On 01/17/2014 11:43 PM, Itamar Heim wrote:
On 01/10/2014 08:44 PM, José Luis Sanz Boixader wrote:
> I have an oVirt testing setup with 3 hosts running for a few weeks:
> CentOS 6.4, oVirt 3.3.1, VDSM 4.13.0, iSCSI based storage domain.
>
> I have just realized that sanlock has no leases on VM disks, so nothing
> prevents vdsm/libvirt from starting a VM on two different hosts,
> corrupting disk data. I know that something has to go wrong on oVirt
> engine to do it, but I've manually forced some errors ("Setting Host
> state to Non-Operational", "VM xxxx is not responding") for a
"Highly
> available" VM and oVirt engine started that VM on another host. oVirt
> engine was not aware, but the VM was running on two hosts.
>
> I think this is a job for libvirt/sanlock/wdmd, but libvirt is not
> receiving "lease" tags for disks when creating domains. I think it
> should.
> What's left in my config? What am I doing wrong?
>
> Thanks
> _______________________________________________
> Users mailing list
> Users(a)ovirt.org
>
http://lists.ovirt.org/mailman/listinfo/users
>
we started introducing sanlock carefully, first to SPM nodes. in 3.4
to hosted ovirt-engine node, and looking to add it to VMs/disks as
well going forward.
I don't remember if we have a config option to enable this, but you
can make this work via a custom hook at this point at vm/disk level,
and we would love feedback on this.
Thanks,
Itamar
Looking into vdsm code, I've found that there's already code for sanlock
on VM disks, but it has been disabled by default
[
https://bugzilla.redhat.com/show_bug.cgi?format=multiple&id=838802].

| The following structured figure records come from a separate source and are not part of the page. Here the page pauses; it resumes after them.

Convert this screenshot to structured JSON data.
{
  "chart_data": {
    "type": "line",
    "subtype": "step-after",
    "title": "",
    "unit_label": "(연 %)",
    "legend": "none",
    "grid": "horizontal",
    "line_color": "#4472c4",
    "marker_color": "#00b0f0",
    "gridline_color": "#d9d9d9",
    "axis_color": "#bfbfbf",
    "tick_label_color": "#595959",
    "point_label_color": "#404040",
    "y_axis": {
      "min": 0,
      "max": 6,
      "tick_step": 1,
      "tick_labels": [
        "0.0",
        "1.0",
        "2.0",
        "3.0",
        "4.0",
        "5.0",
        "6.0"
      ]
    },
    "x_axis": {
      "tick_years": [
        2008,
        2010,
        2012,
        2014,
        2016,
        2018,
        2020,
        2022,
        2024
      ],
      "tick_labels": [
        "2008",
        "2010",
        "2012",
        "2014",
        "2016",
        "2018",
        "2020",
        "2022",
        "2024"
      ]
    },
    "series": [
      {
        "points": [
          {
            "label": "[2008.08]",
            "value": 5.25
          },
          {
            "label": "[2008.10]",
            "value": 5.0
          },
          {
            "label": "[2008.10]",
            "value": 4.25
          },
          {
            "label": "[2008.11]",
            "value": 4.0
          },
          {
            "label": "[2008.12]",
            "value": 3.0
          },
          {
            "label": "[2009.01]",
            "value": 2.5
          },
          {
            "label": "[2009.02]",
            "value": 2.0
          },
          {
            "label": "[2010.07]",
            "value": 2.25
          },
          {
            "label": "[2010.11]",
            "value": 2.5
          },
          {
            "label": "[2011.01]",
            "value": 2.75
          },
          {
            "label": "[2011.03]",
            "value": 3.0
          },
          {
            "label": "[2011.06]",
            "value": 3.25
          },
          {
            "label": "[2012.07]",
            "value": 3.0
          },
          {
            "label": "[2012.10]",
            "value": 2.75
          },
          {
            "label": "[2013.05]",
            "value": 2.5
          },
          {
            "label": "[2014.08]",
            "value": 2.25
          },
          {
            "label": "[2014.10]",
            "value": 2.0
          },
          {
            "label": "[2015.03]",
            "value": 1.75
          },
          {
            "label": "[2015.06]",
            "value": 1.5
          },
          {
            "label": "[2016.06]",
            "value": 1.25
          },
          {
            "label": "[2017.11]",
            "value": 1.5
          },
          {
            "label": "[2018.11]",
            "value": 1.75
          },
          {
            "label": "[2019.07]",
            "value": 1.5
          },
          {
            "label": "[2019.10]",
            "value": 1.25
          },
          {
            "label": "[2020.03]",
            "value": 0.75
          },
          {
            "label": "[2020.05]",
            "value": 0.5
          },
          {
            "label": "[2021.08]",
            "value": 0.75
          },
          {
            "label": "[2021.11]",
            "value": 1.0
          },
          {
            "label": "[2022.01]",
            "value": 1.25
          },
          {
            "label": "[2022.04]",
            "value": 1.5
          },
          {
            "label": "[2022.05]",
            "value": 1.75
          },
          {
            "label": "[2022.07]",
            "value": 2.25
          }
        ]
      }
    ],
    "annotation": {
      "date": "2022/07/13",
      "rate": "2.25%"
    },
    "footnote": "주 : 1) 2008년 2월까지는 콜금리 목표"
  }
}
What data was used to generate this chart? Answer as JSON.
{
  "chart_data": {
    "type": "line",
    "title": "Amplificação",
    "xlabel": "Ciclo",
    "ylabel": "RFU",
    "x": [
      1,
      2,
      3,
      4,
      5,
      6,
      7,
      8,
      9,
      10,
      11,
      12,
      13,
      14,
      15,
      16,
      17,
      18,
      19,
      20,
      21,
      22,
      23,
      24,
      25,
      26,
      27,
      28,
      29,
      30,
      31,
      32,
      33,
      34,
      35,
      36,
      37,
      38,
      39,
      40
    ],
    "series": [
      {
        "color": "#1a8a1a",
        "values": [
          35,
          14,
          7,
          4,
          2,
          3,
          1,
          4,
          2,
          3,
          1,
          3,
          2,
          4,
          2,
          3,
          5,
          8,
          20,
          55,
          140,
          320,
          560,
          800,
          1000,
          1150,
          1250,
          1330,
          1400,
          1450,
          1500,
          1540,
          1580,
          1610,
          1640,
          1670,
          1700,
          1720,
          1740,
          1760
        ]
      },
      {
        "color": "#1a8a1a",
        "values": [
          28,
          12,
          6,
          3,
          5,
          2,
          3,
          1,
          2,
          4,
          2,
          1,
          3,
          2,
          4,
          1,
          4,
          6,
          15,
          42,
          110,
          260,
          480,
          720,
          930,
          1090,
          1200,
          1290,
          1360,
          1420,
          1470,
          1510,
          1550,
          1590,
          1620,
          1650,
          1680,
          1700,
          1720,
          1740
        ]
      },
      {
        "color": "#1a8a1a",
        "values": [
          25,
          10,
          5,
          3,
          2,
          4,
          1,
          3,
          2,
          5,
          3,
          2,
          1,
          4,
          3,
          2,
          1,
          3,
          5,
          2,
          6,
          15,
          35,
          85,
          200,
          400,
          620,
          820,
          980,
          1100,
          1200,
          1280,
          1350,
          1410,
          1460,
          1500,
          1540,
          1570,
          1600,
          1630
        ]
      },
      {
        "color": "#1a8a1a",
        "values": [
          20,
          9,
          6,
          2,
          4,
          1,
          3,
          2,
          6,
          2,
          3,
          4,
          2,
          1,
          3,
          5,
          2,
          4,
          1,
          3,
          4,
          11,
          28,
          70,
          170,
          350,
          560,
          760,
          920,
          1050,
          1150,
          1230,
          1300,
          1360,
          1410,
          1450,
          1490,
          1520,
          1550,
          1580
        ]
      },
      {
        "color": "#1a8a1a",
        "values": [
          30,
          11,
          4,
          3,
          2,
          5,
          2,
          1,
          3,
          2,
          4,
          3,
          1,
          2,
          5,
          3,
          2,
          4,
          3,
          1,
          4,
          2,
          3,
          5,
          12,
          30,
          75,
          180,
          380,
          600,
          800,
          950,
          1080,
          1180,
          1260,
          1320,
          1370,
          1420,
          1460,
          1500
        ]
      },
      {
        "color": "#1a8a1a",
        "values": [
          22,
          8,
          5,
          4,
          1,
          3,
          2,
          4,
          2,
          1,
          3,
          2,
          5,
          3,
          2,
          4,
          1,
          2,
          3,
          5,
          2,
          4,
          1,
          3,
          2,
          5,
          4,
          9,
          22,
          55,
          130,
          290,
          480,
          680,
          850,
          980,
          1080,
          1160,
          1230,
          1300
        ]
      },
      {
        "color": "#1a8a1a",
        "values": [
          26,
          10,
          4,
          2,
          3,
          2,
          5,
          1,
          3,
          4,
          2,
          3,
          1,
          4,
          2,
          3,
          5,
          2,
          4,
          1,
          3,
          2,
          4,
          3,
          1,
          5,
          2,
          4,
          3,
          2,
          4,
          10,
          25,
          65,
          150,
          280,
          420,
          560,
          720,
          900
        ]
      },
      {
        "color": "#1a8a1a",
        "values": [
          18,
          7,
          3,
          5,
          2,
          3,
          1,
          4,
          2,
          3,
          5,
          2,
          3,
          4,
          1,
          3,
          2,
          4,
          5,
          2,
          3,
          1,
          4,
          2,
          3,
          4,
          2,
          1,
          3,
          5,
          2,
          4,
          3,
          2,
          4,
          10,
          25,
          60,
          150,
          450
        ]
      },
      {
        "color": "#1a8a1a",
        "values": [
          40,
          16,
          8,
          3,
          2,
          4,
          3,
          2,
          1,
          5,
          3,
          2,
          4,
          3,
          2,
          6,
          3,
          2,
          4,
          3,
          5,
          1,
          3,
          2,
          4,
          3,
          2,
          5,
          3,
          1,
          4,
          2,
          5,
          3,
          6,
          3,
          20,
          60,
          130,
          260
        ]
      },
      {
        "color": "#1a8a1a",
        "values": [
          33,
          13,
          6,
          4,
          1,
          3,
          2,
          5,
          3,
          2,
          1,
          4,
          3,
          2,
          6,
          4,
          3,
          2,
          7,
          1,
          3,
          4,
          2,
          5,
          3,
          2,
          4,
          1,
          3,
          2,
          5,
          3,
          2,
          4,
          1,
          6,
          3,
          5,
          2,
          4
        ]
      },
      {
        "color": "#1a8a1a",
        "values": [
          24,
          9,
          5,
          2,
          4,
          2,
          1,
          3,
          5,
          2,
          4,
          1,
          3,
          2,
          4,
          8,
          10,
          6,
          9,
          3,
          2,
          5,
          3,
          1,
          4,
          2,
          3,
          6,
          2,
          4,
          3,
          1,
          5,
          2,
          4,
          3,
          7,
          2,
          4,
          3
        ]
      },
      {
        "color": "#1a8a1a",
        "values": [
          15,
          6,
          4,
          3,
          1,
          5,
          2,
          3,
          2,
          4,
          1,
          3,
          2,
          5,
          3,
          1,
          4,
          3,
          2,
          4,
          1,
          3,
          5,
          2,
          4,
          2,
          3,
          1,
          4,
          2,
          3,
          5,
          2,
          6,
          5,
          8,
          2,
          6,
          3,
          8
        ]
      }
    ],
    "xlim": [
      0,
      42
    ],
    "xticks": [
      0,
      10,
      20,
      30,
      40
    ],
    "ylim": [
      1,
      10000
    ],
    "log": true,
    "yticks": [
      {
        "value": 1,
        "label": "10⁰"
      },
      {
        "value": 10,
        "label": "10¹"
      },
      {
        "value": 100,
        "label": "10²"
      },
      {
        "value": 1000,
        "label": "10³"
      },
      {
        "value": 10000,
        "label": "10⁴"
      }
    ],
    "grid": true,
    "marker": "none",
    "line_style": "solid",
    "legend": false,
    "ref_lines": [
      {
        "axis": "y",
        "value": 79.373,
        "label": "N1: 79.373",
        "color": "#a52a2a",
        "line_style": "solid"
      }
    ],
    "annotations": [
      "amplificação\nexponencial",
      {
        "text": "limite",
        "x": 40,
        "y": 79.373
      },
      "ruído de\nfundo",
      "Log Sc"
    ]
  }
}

I guess it was disabled because you can't hot attach/dettach disks to VM
while running. But I prefer to enable it, as data protection is critical
in a SAN environment.
To enable it, you need to include this in /etc/vdsm/vdsm.conf at every
host in your setup.
...
[irs]
use_volume_leases = true
...
and after that, you'll need to restart vdsmd. Ensure that
/etc/libvirt/qemu.conf says lock_manager="sanlock".
VMs that were already running will not be modified, and thus not
protected. Restart them to get sanlock leases on those disks.
To confirm that it is properly running, connect to a host and type:
# sanlock client status
and you'll get some output like this, listing VMs running on that host
and its disk leases:
daemon dc7e06a0-18bb-4f68-9ea6-883dda883ef2.server
p -1 helper
p -1 listener
p 10629 Vicent
p -1 status
s
e9a91ad7-2bd3-4c98-a171-88324bc87a09:2:/dev/e9a91ad7-2bd3-4c98-a171-88324bc87a09/ids:0
r
e9a91ad7-2bd3-4c98-a171-88324bc87a09:1c7005ad-3d33-4c8f-9c99-2eef7be865f3:/dev/e9a91ad7-2bd3-4c98-a171-88324bc87a09/leases:123731968:6
p 10629
r
e9a91ad7-2bd3-4c98-a171-88324bc87a09:978b3630-f491-45a3-9826-e9ab6a744e72:/dev/e9a91ad7-2bd3-4c98-a171-88324bc87a09/leases:127926272:6
p 10629
Which tells that domain "Vicent" with proc id 10629 has two disks with
leases.
No other host will be able to run that VM, even in a engine error event,
because it could not get leases to use those disks.
Migration of VM also works, and the destination host gets and acquires
the disk leases.
All this has been tested with oVirt 3.3.1 release.